What the Experts Say

Experts warn that the trend of retirees leaving their nest eggs untouched is a ticking time bomb for the Australian economy. “The situation is dire,” said Tom Kennedy, a financial advisor with over 20 years of experience. “Retirees are leaving their nest eggs untouched, and it’s having a devastating impact on their living standards. The LISTO is a welcome development, but it’s a small step in the right direction.”

According to Goldman Sachs analysts, the LISTO is expected to benefit around 1.2 million low-income retirees, but many more will be left behind. “The LISTO is a Band-Aid solution that fails to address the root causes of the problem,” said the analysts. “More needs to be done to address the underlying issues driving this trend.”

Risks and Opportunities

The trend of retirees leaving their nest eggs untouched poses significant risks to the Australian economy. With millions of retirees facing reduced living standards, the potential for increased poverty and social isolation is a pressing concern. Furthermore, the trend is also expected to have a negative impact on the Australian Government’s budget, as more retirees turn to government support or deplete their superannuation savings.

However, the trend also presents opportunities for innovation and entrepreneurship. According to a report by the Australian Financial Review, the trend is driving a growing demand for retirement income solutions, with many startups emerging to provide innovative solutions to help retirees manage their finances. One such startup is RetireEasy, which has developed a range of online tools and services to help retirees optimize their retirement income.

80% of retirees are sitting on their nest eggs too long — and a new $6,000 tax break is slipping away
80% of retirees are sitting on their nest eggs too long — and a new $6,000 tax break is slipping away

What to Watch Next

The trend of retirees leaving their nest eggs untouched is a complex and multifaceted issue, and experts warn that more needs to be done to address the underlying issues driving this trend. The Australian Government has introduced the LISTO, but many more will be left behind, and policymakers will need to consider further measures to support retirees.

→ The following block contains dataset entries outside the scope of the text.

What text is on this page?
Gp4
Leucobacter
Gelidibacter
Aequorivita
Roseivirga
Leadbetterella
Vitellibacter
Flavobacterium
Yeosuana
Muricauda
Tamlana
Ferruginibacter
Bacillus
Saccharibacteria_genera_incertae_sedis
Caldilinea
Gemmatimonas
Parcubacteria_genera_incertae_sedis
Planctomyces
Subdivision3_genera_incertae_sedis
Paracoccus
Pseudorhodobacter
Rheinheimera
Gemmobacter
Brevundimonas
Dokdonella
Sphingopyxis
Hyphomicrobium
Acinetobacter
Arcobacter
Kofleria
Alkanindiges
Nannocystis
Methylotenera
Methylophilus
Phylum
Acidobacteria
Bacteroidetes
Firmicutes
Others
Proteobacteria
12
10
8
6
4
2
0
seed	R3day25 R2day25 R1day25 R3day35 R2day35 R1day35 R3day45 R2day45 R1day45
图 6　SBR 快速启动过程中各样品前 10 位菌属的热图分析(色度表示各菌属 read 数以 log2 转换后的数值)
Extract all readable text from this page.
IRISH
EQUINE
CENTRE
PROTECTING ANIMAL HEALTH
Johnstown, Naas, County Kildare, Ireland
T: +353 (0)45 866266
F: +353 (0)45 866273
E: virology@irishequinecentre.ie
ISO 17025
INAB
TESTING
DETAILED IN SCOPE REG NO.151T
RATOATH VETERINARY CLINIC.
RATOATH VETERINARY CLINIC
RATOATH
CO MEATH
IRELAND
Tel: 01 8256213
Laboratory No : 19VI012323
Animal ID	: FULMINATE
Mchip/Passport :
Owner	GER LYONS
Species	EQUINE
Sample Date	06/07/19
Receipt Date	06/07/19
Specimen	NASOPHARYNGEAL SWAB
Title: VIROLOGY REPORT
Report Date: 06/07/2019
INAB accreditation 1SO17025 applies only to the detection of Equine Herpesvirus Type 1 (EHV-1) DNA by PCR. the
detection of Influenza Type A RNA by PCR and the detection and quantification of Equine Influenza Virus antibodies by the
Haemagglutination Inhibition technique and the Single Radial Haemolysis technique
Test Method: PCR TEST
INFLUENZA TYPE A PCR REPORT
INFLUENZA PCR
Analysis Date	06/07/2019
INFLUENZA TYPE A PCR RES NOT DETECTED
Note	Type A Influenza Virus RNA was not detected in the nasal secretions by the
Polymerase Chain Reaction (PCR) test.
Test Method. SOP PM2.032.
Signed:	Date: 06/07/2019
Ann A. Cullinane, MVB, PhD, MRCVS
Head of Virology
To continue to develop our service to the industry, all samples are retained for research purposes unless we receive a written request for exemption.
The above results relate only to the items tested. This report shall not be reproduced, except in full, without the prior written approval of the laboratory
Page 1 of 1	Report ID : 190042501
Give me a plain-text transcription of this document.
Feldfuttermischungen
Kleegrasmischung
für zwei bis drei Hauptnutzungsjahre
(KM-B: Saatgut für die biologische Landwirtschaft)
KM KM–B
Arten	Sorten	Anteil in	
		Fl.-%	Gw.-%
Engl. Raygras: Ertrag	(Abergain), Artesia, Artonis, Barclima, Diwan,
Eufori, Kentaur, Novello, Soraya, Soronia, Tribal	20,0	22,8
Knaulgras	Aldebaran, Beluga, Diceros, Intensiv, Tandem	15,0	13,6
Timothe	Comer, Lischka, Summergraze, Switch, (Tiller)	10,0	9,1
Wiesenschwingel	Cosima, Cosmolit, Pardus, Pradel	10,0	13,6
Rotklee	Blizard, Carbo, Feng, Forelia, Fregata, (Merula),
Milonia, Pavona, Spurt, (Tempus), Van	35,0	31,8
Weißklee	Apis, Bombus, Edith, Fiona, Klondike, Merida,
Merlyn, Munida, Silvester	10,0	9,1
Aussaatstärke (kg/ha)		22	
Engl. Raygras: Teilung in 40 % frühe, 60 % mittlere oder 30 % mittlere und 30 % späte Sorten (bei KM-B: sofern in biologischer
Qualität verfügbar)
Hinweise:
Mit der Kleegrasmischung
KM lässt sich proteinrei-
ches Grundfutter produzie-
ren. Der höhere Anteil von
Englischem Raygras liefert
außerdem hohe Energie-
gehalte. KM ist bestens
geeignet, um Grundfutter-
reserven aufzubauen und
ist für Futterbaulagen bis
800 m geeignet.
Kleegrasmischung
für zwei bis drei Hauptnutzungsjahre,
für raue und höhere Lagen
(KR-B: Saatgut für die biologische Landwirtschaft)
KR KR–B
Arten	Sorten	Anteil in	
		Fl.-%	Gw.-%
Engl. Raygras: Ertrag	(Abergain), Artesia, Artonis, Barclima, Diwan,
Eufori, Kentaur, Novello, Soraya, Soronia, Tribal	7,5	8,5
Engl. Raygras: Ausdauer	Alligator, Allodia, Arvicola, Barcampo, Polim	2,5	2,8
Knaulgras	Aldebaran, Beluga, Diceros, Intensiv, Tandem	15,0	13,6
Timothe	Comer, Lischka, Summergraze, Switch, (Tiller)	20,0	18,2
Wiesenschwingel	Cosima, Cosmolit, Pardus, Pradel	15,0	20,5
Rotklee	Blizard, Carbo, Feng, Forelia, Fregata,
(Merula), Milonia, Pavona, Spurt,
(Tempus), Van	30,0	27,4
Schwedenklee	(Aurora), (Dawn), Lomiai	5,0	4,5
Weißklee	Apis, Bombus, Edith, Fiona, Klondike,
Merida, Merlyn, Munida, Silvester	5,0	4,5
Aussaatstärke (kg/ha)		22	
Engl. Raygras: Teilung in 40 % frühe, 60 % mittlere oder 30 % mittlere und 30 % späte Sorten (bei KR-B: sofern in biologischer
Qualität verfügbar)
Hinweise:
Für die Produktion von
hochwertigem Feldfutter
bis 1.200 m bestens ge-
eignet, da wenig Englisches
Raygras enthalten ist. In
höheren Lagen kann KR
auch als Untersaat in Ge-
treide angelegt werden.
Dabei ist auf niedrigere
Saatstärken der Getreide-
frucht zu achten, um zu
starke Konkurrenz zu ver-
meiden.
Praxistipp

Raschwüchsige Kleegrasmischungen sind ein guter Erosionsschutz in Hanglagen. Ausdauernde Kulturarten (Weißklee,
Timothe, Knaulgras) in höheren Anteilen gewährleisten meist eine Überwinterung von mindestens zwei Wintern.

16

In the short term, experts warn that retirees will continue to delay drawing down on their superannuation savings, driven by fear of tax implications and investment market uncertainty. However, as the pension system continues to evolve, and more retirees turn to government support or deplete their superannuation savings, the trend is likely to worsen, posing significant risks to the Australian economy.

In the medium term, experts predict that the trend will lead to increased poverty and social isolation among retirees, with many struggling to make ends meet. However, there are also opportunities for innovation and entrepreneurship, as startups emerge to provide innovative solutions to help retirees manage their finances.

Ultimately, the trend of retirees leaving their nest eggs untouched is a pressing concern that requires a comprehensive and coordinated response from policymakers, financial advisors, and other stakeholders. By understanding the underlying forces driving this trend and working together to address the issue, we can help ensure that retirees are able to live comfortably and securely in their retirement.

AM

Arjun Mehta

Senior Market Correspondent — NexaReport

Arjun Mehta covers financial markets, corporate strategy, and macroeconomic trends for NexaReport. With over a decade of experience in business journalism, he specializes in translating complex market developments into clear, actionable insights for investors and business professionals.